A separate idea that the Administration has proposed in the past is to deny in part to fossil fuel companies the benefit of the similarly broad foreign tax credit. For example, the Environmental Law Institute (PDF) counted up $72.4 billion in fossil fuel subsidies over seven years, with a sizeable $15.3 billion of that representing the foreign tax credit. ELI conceded that the credit "is available generally to all U.S. taxpayers, both corporate and individual" (p. 9). Most countries tax only income earned within their borders, while the U.S. taxes the worldwide income earned by its citizens; the foreign tax credit is one mechanism to ensure U.S. individuals and businesses are not paying tax twice on the same dollar of income.
Oil production involves paying royalties to the owner of the land and taxes to the foreign government. But in most oil-rich countries, the government has nationalized the oil-rich land, so both royalties and taxes are paid to the government, leading to one excessive tax bill. In Saudi Arabia, for instance, one must pay an 85% tax on oil extraction income, compared to 20% for other activities; in Nigeria, 85%, compared to 30% for other activities; in the UAE, 55%-85%, compared to 20% for other activities; and so forth.
The proposal as floated in the past would parse these tax bills into a "royalty" part and a "tax" part, measured by the tax on other activities.

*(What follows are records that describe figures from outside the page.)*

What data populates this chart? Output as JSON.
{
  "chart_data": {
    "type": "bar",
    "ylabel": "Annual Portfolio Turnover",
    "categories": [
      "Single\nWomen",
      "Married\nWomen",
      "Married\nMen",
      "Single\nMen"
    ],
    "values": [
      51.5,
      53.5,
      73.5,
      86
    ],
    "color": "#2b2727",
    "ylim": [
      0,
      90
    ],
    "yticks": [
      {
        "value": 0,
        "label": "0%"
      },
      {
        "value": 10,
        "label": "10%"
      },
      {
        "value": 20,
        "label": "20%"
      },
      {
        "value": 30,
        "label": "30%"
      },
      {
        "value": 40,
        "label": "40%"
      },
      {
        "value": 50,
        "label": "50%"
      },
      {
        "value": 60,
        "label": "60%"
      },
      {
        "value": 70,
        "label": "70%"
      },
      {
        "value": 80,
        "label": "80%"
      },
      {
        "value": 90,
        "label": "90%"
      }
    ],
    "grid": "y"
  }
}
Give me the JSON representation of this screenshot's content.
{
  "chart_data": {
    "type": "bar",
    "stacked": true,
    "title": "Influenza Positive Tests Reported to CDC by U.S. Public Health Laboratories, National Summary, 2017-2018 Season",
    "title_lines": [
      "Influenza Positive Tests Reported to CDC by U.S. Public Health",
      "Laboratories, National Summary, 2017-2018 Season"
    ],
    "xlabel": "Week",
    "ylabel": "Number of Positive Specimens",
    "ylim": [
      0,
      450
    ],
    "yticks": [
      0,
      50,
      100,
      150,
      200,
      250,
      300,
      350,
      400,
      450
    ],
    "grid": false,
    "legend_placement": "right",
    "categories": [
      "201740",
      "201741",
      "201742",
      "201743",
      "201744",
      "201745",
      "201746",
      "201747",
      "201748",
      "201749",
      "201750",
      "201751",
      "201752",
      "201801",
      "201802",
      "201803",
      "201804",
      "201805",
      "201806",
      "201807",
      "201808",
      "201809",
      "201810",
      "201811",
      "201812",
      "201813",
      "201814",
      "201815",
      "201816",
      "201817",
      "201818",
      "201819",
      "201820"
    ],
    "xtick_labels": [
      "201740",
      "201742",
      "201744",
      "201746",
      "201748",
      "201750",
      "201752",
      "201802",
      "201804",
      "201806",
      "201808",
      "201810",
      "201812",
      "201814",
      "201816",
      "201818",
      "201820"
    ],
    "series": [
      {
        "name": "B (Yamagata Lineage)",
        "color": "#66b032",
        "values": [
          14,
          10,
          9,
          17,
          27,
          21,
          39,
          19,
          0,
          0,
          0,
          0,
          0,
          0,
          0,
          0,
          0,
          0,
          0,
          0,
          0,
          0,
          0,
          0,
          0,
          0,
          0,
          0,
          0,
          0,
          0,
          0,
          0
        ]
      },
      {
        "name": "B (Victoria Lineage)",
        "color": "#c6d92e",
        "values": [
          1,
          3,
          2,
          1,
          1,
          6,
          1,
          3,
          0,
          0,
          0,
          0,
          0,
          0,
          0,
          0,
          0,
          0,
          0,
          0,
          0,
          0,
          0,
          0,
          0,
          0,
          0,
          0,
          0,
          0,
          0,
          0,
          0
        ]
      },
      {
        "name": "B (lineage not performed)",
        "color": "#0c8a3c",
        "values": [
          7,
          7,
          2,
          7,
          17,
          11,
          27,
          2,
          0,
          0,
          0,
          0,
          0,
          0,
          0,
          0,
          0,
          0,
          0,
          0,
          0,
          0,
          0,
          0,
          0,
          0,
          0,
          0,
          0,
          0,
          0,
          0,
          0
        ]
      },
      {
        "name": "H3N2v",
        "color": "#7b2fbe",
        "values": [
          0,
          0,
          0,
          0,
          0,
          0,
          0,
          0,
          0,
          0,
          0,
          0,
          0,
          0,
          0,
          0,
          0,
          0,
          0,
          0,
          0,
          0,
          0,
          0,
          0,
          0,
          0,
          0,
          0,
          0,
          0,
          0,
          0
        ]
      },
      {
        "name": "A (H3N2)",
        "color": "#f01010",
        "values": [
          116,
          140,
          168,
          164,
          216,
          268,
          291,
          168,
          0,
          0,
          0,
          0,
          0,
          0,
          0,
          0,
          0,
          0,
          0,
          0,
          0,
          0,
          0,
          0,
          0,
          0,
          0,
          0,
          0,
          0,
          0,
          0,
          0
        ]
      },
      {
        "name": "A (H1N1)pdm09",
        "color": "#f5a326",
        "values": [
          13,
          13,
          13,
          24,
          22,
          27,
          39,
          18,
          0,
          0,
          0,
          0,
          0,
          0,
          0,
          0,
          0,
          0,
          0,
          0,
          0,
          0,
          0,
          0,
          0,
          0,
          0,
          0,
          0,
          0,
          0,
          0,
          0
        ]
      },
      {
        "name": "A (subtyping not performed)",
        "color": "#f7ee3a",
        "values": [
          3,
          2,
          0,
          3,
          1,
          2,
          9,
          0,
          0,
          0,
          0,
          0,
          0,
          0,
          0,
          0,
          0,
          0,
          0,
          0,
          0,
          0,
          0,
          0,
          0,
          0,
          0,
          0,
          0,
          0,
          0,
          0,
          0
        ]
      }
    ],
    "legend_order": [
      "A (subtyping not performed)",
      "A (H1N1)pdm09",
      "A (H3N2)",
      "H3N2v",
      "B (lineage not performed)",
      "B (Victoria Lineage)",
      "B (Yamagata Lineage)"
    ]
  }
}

So a U.S. oil company doing business in Saudi Arabia would only get to deduct the 20% tax, not the other 65% that would be classified as a royalty. (Our tax code permits 30% deduction for royalty payments, but 100% deduction for taxes paid. Foreign governments have obliged and mostly categorized their huge bites as taxes, not royalties.)
U.S. states, of course, imposed hefty taxes on oil, coal, and mineral extractions, just as foreign countries do. Every serious scholar, including the U.S. Census Bureau, classifies those exactions as taxes (although not income taxes). (Here's our research on identifying a tax.) Denying the credit to fossil fuel companies means that industry would then face paying multiple taxes on the same dollar of income, precisely the problem the foreign tax credit was meant to correct. It's not right to say that taking the foreign tax credit is "avoiding taxes." Those taxes are being paid, just to other countries.
U.S. businesses should either be subject to double taxation on their foreign income, or they shouldn't be. If we want to only give exemptions for income taxes paid, that should be the rule across the board. But it's hard to believe that anything other than animus towards oil companies fuels the idea that we should broadly prevent double-taxation of foreign income, except for fossil fuel companies.